What do you do while your web designer’s working? After the initial design and strategy meetings, there may be a chunk of time where your web designer and developers are doing their thing while you wait. There’s literally nothing for you to work on while they respond to your requests.
What to do? Write. If you’re getting a website, chances are good you’re also getting setup to blog. Blogging is a cornerstone of classic inbound marketing. No marketing pros let you go without one.
While your other experts are hard at work assembling the website, it’s time for you to polish your writing skills. Start writing your first blog post or five. Preparing these before your site launches sets the foundation for sustained writing and publishing once it’s live.
Follow these simple steps to get going.
Brainstorm like Crazy
Before you write a thing, brainstorm. Get your notebook and pen, whiteboard and marker, computer, anything to record your blog post ideas as they come. Let them all out, even the bad ones or the ones that sound dumb. Pour out potential topics, titles, questions, answers and everything else.
Note: I recommend Evernote’s killer desktop and mobile apps for this exercise. It’s the best note-taking and bookmarking software I’ve worked with.
What if the material’s not coming? What if there’s no gushing wave of inspiration? It happens. A lot, actually. What you need is a trigger. Something to get you thinking. Check out my favorite customer-focused starters below.
- What questions do customers ask?
- What frequent customer problems do I solve?
- What info do customers need before contacting me?

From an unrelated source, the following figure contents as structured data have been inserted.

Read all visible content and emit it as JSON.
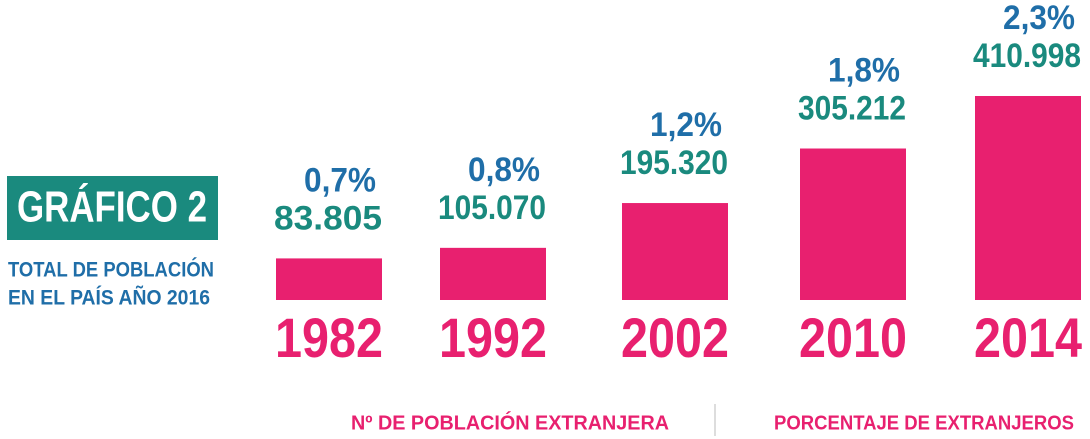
{
  "chart_data": {
    "type": "bar",
    "title": "GRÁFICO 2",
    "subtitle": [
      "TOTAL DE POBLACIÓN",
      "EN EL PAÍS AÑO 2016"
    ],
    "categories": [
      "1982",
      "1992",
      "2002",
      "2010",
      "2014"
    ],
    "series": [
      {
        "name": "Nº DE POBLACIÓN EXTRANJERA",
        "color": "#e8206f",
        "label_color": "#1a8a7e",
        "values": [
          83805,
          105070,
          195320,
          305212,
          410998
        ],
        "value_labels": [
          "83.805",
          "105.070",
          "195.320",
          "305.212",
          "410.998"
        ]
      },
      {
        "name": "PORCENTAJE DE EXTRANJEROS",
        "color": "#1f6ea8",
        "values": [
          0.7,
          0.8,
          1.2,
          1.8,
          2.3
        ],
        "value_labels": [
          "0,7%",
          "0,8%",
          "1,2%",
          "1,8%",
          "2,3%"
        ]
      }
    ]
  }
}
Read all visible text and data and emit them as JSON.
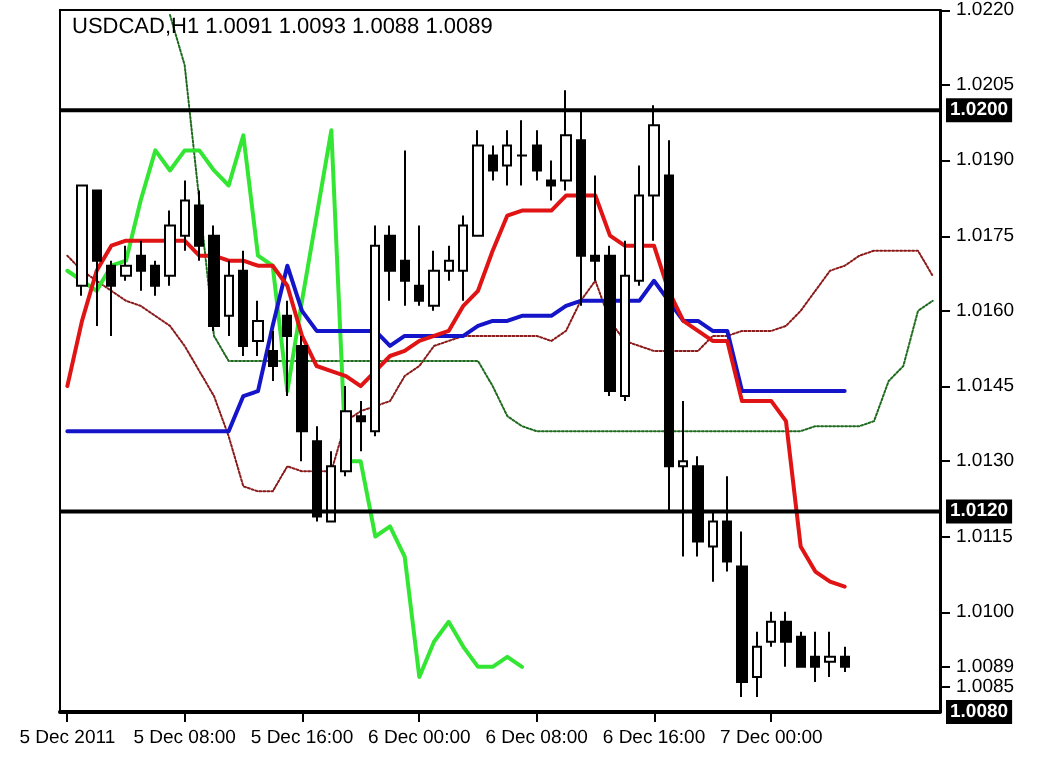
{
  "chart_data": {
    "type": "candlestick",
    "title": "USDCAD,H1 1.0091 1.0093 1.0088 1.0089",
    "categories": [
      "5 Dec 2011",
      null,
      null,
      null,
      null,
      null,
      null,
      null,
      "5 Dec 08:00",
      null,
      null,
      null,
      null,
      null,
      null,
      null,
      "5 Dec 16:00",
      null,
      null,
      null,
      null,
      null,
      null,
      null,
      "6 Dec 00:00",
      null,
      null,
      null,
      null,
      null,
      null,
      null,
      "6 Dec 08:00",
      null,
      null,
      null,
      null,
      null,
      null,
      null,
      "6 Dec 16:00",
      null,
      null,
      null,
      null,
      null,
      null,
      null,
      "7 Dec 00:00",
      null,
      null,
      null,
      null,
      null,
      null,
      null,
      null,
      null,
      null,
      null
    ],
    "ohlc": [
      null,
      [
        1.0165,
        1.0185,
        1.0163,
        1.0185
      ],
      [
        1.0184,
        1.0184,
        1.0157,
        1.017
      ],
      [
        1.0169,
        1.017,
        1.0155,
        1.0165
      ],
      [
        1.0167,
        1.0173,
        1.0166,
        1.0169
      ],
      [
        1.0171,
        1.0174,
        1.0164,
        1.0168
      ],
      [
        1.0169,
        1.017,
        1.0163,
        1.0165
      ],
      [
        1.0167,
        1.018,
        1.0165,
        1.0177
      ],
      [
        1.0175,
        1.0186,
        1.0172,
        1.0182
      ],
      [
        1.0181,
        1.0184,
        1.017,
        1.0173
      ],
      [
        1.0175,
        1.0177,
        1.0156,
        1.0157
      ],
      [
        1.0159,
        1.017,
        1.0155,
        1.0167
      ],
      [
        1.0168,
        1.0172,
        1.0151,
        1.0153
      ],
      [
        1.0154,
        1.0162,
        1.0151,
        1.0158
      ],
      [
        1.0152,
        1.0156,
        1.0146,
        1.0149
      ],
      [
        1.0159,
        1.0162,
        1.0143,
        1.0155
      ],
      [
        1.0153,
        1.0155,
        1.013,
        1.0136
      ],
      [
        1.0134,
        1.0137,
        1.0118,
        1.0119
      ],
      [
        1.0118,
        1.0132,
        1.0118,
        1.0129
      ],
      [
        1.0128,
        1.0145,
        1.0127,
        1.014
      ],
      [
        1.0139,
        1.0142,
        1.0132,
        1.0138
      ],
      [
        1.0136,
        1.0177,
        1.0135,
        1.0173
      ],
      [
        1.0175,
        1.0177,
        1.0162,
        1.0168
      ],
      [
        1.017,
        1.0192,
        1.0161,
        1.0166
      ],
      [
        1.0165,
        1.0177,
        1.0161,
        1.0162
      ],
      [
        1.0161,
        1.0172,
        1.016,
        1.0168
      ],
      [
        1.0168,
        1.0173,
        1.0166,
        1.017
      ],
      [
        1.0168,
        1.0179,
        1.0162,
        1.0177
      ],
      [
        1.0175,
        1.0196,
        1.0175,
        1.0193
      ],
      [
        1.0191,
        1.0193,
        1.0186,
        1.0188
      ],
      [
        1.0189,
        1.0196,
        1.0185,
        1.0193
      ],
      [
        1.0191,
        1.0198,
        1.0185,
        1.0191
      ],
      [
        1.0193,
        1.0196,
        1.0186,
        1.0188
      ],
      [
        1.0186,
        1.019,
        1.0182,
        1.0185
      ],
      [
        1.0186,
        1.0204,
        1.0184,
        1.0195
      ],
      [
        1.0194,
        1.02,
        1.0161,
        1.0171
      ],
      [
        1.0171,
        1.0187,
        1.0166,
        1.017
      ],
      [
        1.0171,
        1.0173,
        1.0143,
        1.0144
      ],
      [
        1.0143,
        1.0174,
        1.0142,
        1.0167
      ],
      [
        1.0166,
        1.0189,
        1.0165,
        1.0183
      ],
      [
        1.0183,
        1.0201,
        1.0174,
        1.0197
      ],
      [
        1.0187,
        1.0194,
        1.012,
        1.0129
      ],
      [
        1.0129,
        1.0142,
        1.0111,
        1.013
      ],
      [
        1.0129,
        1.0131,
        1.0111,
        1.0114
      ],
      [
        1.0113,
        1.012,
        1.0106,
        1.0118
      ],
      [
        1.0118,
        1.0127,
        1.0108,
        1.011
      ],
      [
        1.0109,
        1.0116,
        1.0083,
        1.0086
      ],
      [
        1.0087,
        1.0096,
        1.0083,
        1.0093
      ],
      [
        1.0094,
        1.01,
        1.0093,
        1.0098
      ],
      [
        1.0098,
        1.01,
        1.0089,
        1.0094
      ],
      [
        1.0095,
        1.0096,
        1.0089,
        1.0089
      ],
      [
        1.0091,
        1.0096,
        1.0086,
        1.0089
      ],
      [
        1.009,
        1.0096,
        1.0087,
        1.0091
      ],
      [
        1.0091,
        1.0093,
        1.0088,
        1.0089
      ],
      null,
      null,
      null,
      null,
      null,
      null
    ],
    "series": [
      {
        "type": "line",
        "color": "#8b1a1a",
        "line_style": "dotted",
        "values": [
          1.0171,
          1.0168,
          1.0166,
          1.0164,
          1.0162,
          1.0161,
          1.0159,
          1.0157,
          1.0153,
          1.0148,
          1.0143,
          1.0135,
          1.0125,
          1.0124,
          1.0124,
          1.0129,
          1.0128,
          1.0128,
          1.0128,
          1.0138,
          1.014,
          1.0141,
          1.0142,
          1.0147,
          1.0149,
          1.0153,
          1.0154,
          1.0155,
          1.0155,
          1.0155,
          1.0155,
          1.0155,
          1.0155,
          1.0154,
          1.0156,
          1.0162,
          1.0166,
          1.0158,
          1.0154,
          1.0153,
          1.0152,
          1.0152,
          1.0152,
          1.0152,
          1.0155,
          1.0155,
          1.0156,
          1.0156,
          1.0156,
          1.0157,
          1.016,
          1.0164,
          1.0168,
          1.0169,
          1.0171,
          1.0172,
          1.0172,
          1.0172,
          1.0172,
          1.0167
        ]
      },
      {
        "type": "line",
        "color": "#1e6b1e",
        "line_style": "dotted",
        "values": [
          null,
          null,
          null,
          null,
          null,
          null,
          null,
          1.0219,
          1.0209,
          1.0182,
          1.0155,
          1.015,
          1.015,
          1.015,
          1.015,
          1.015,
          1.015,
          1.015,
          1.015,
          1.015,
          1.015,
          1.015,
          1.015,
          1.015,
          1.015,
          1.015,
          1.015,
          1.015,
          1.015,
          1.0145,
          1.0139,
          1.0137,
          1.0136,
          1.0136,
          1.0136,
          1.0136,
          1.0136,
          1.0136,
          1.0136,
          1.0136,
          1.0136,
          1.0136,
          1.0136,
          1.0136,
          1.0136,
          1.0136,
          1.0136,
          1.0136,
          1.0136,
          1.0136,
          1.0136,
          1.0137,
          1.0137,
          1.0137,
          1.0137,
          1.0138,
          1.0146,
          1.0149,
          1.016,
          1.0162
        ]
      },
      {
        "type": "line",
        "color": "#33e633",
        "line_style": "solid",
        "values": [
          1.0168,
          1.0166,
          1.0164,
          1.0169,
          1.017,
          1.0182,
          1.0192,
          1.0188,
          1.0192,
          1.0192,
          1.0188,
          1.0185,
          1.0195,
          1.0171,
          1.0169,
          1.0144,
          1.0162,
          1.0179,
          1.0196,
          1.013,
          1.013,
          1.0115,
          1.0117,
          1.0111,
          1.0087,
          1.0094,
          1.0098,
          1.0093,
          1.0089,
          1.0089,
          1.0091,
          1.0089,
          null,
          null,
          null,
          null,
          null,
          null,
          null,
          null,
          null,
          null,
          null,
          null,
          null,
          null,
          null,
          null,
          null,
          null,
          null,
          null,
          null,
          null,
          null,
          null,
          null,
          null,
          null,
          null
        ]
      },
      {
        "type": "line",
        "color": "#1414c8",
        "line_style": "solid",
        "values": [
          1.0136,
          1.0136,
          1.0136,
          1.0136,
          1.0136,
          1.0136,
          1.0136,
          1.0136,
          1.0136,
          1.0136,
          1.0136,
          1.0136,
          1.0143,
          1.0144,
          1.0157,
          1.0169,
          1.016,
          1.0156,
          1.0156,
          1.0156,
          1.0156,
          1.0156,
          1.0153,
          1.0155,
          1.0155,
          1.0155,
          1.0155,
          1.0155,
          1.0157,
          1.0158,
          1.0158,
          1.0159,
          1.0159,
          1.0159,
          1.0161,
          1.0162,
          1.0162,
          1.0162,
          1.0162,
          1.0162,
          1.0166,
          1.0162,
          1.0158,
          1.0158,
          1.0156,
          1.0156,
          1.0144,
          1.0144,
          1.0144,
          1.0144,
          1.0144,
          1.0144,
          1.0144,
          1.0144,
          null,
          null,
          null,
          null,
          null,
          null
        ]
      },
      {
        "type": "line",
        "color": "#e01414",
        "line_style": "solid",
        "values": [
          1.0145,
          1.0158,
          1.0168,
          1.0173,
          1.0174,
          1.0174,
          1.0174,
          1.0174,
          1.0174,
          1.0171,
          1.0171,
          1.017,
          1.017,
          1.0169,
          1.0169,
          1.0165,
          1.0155,
          1.0149,
          1.0148,
          1.0147,
          1.0145,
          1.0148,
          1.0151,
          1.0152,
          1.0154,
          1.0155,
          1.0156,
          1.0161,
          1.0164,
          1.0172,
          1.0179,
          1.018,
          1.018,
          1.018,
          1.0183,
          1.0183,
          1.0183,
          1.0175,
          1.0173,
          1.0173,
          1.0173,
          1.0164,
          1.0158,
          1.0156,
          1.0154,
          1.0154,
          1.0142,
          1.0142,
          1.0142,
          1.0138,
          1.0113,
          1.0108,
          1.0106,
          1.0105,
          null,
          null,
          null,
          null,
          null,
          null
        ]
      }
    ],
    "ref_lines": [
      {
        "axis": "y",
        "value": 1.02,
        "label": "1.0200",
        "color": "#000000"
      },
      {
        "axis": "y",
        "value": 1.012,
        "label": "1.0120",
        "color": "#000000"
      },
      {
        "axis": "y",
        "value": 1.008,
        "label": "1.0080",
        "color": "#000000"
      }
    ],
    "ylim": [
      1.008,
      1.022
    ],
    "yticks": [
      {
        "value": 1.0085,
        "label": "1.0085"
      },
      {
        "value": 1.0089,
        "label": "1.0089"
      },
      {
        "value": 1.01,
        "label": "1.0100"
      },
      {
        "value": 1.0115,
        "label": "1.0115"
      },
      {
        "value": 1.013,
        "label": "1.0130"
      },
      {
        "value": 1.0145,
        "label": "1.0145"
      },
      {
        "value": 1.016,
        "label": "1.0160"
      },
      {
        "value": 1.0175,
        "label": "1.0175"
      },
      {
        "value": 1.019,
        "label": "1.0190"
      },
      {
        "value": 1.0205,
        "label": "1.0205"
      },
      {
        "value": 1.022,
        "label": "1.0220"
      }
    ],
    "grid": false,
    "marker": "none"
  }
}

- What’s the customer experience like?
- How do events, seasons or industry news change how customers relate to my product?
Try to make a list of 10 or 15 items, good and bad. When you’ve got something to show for all that brainstorming, highlight or mark your favorites and choose one to start.

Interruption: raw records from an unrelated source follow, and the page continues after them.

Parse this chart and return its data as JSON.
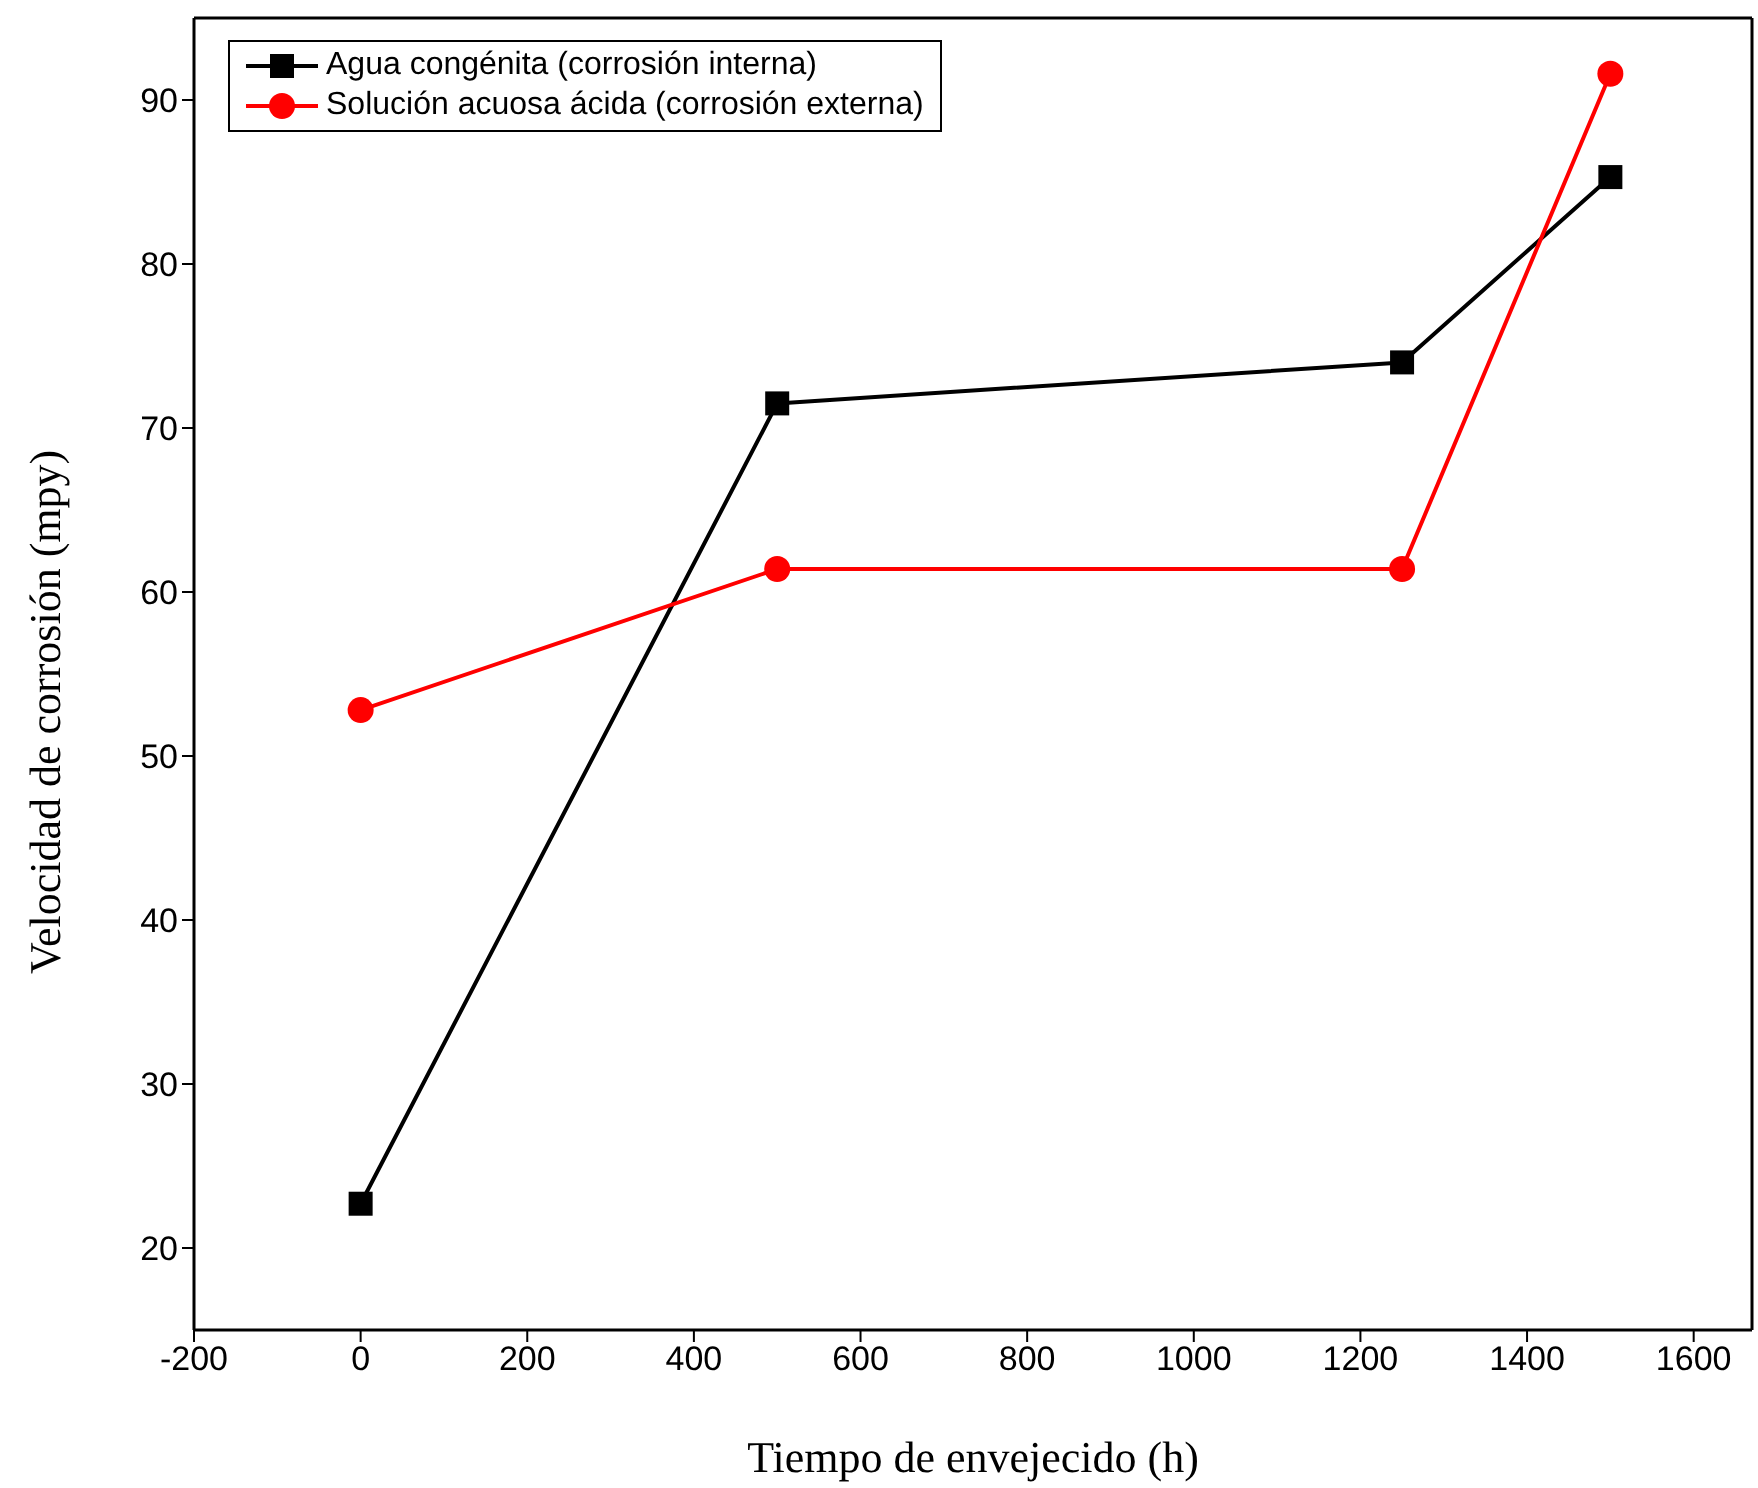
{
  "chart_data": {
    "type": "line",
    "xlabel": "Tiempo de envejecido  (h)",
    "ylabel": "Velocidad de corrosión (mpy)",
    "x": [
      0,
      500,
      1250,
      1500
    ],
    "series": [
      {
        "name": "Agua congénita (corrosión interna)",
        "color": "#000000",
        "values": [
          22.7,
          71.5,
          74,
          85.3
        ],
        "marker": "square"
      },
      {
        "name": "Solución acuosa ácida (corrosión externa)",
        "color": "#ff0000",
        "values": [
          52.8,
          61.4,
          61.4,
          91.6
        ],
        "marker": "circle"
      }
    ],
    "xlim": [
      -200,
      1670
    ],
    "xticks": [
      -200,
      0,
      200,
      400,
      600,
      800,
      1000,
      1200,
      1400,
      1600
    ],
    "ylim": [
      15,
      95
    ],
    "yticks": [
      20,
      30,
      40,
      50,
      60,
      70,
      80,
      90
    ],
    "grid": false,
    "legend": "top left",
    "line_style": "solid"
  }
}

Do not write anything titled “Welcome to Our New Website!” or any other announcement of the obvious.
Do write a post that benefits your customers. Choose to solve a problem or answer a question. Make an outline by creating the headings for each section. Spend 10 minutes researching. That means reading what’s already been written on your topic and copying the web address of articles you want to reference or link to for the benefit of your customers.
Write the First Draft with Your Heart
Ernest Hemingway never said “Write drunk. Edit sober.” The Internet’s still arguing about who did. But for writing advice, I prefer this clip from “Finding Forrester” anyway.

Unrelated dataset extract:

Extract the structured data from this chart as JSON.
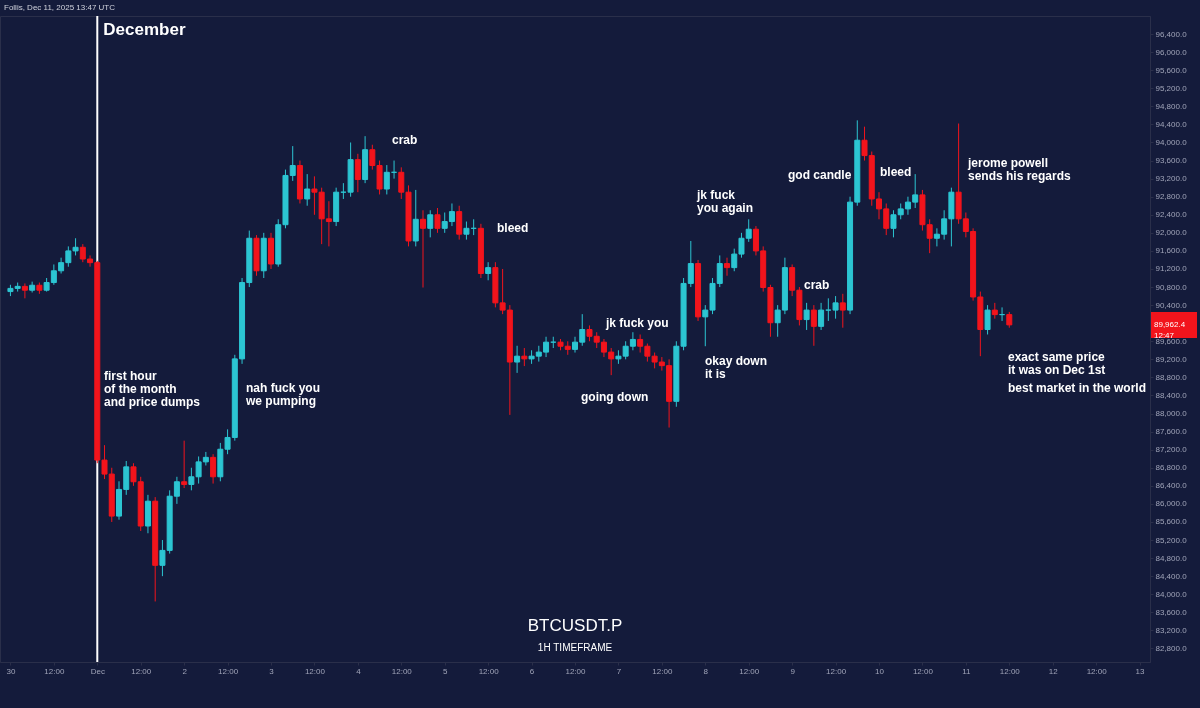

Watched the video? Great. Like elderly James Bond said, write the first draft with your heart. Forget about the delete key.
Type like Kanye West talks. Turn off your filter. Write like you said it and you can’t take it back. Don’t slow down for typos and mistakes. Leave a big mess on purpose. Hold cleanup for the next stage.
Sober Up and Edit
No one should write drunk. There’s no scenario where that produces good work. But lowering your inhibitions for that first draft is key to producing the raw material you’ll process by editing. Here’s where you check for clarity, consult the grammar book, cross out the nonsense and organize thoughts.
There’s a few guidelines I follow for good editing.
Wait at least an hour after the first draft is done to edit. Clear your head so you can return to work with an objective view. I find it helpful to spread out work over a day or two.
If you’re using WordPress, use the Preview feature to see how your post will look when it’s published. By taking this new view, you may catch new things to address.
Let slide the finer points of grammar. Uninhibited first drafts produce writing that more closely matches natural speech. If your audience tolerates it, keep the casual tone. Start sentences with conjunctions even as you ruthlessly clean those comma errors.
Separate editing and revision. If you discover major flaws in the content, stop editing and head back into brainstorming and draft mode. Doing both at once pulls you between preserving what you’re editing and striking out material that needs to go.
Setup an editorial review process. Sounds fancy, but on a basic level you just need a friend to look over your work. Do they get it? Would they share it? How would they change it? Find someone who can rip you to shreds while respecting and developing your brand voice.
Schedule, Publish and Promote
Got something killer to share with the world? Yeah, you do. You just brainstormed ideas that will change customers’ lives, transform your customer service and build trust that wins your next sale. You wrote a first draft streaked with typos, errors and heart. Then you cleaned, polished, previewed, shared with a friend and edited again.
What now? Look at the calendar. Find a day and time when you want your post to publish. Active bloggers may write ahead of schedule to build up a content calendar.
When your post goes live, it’s time to promote. Strategically share the link on your social media channels. Partner with other bloggers to share the post on their channels too. No one will ever know you made something cool unless you tell them.
Watch your website traffic and note which posts get the best response. Take advantage of this interest and new ways to write about this topic in the future. Brainstorm. Sound familiar?
After you’ve written, edited, published and promoted, the process begins again and continues to repeat until the world ends or you become a millionaire and retire to a private island. Until then, keep writing.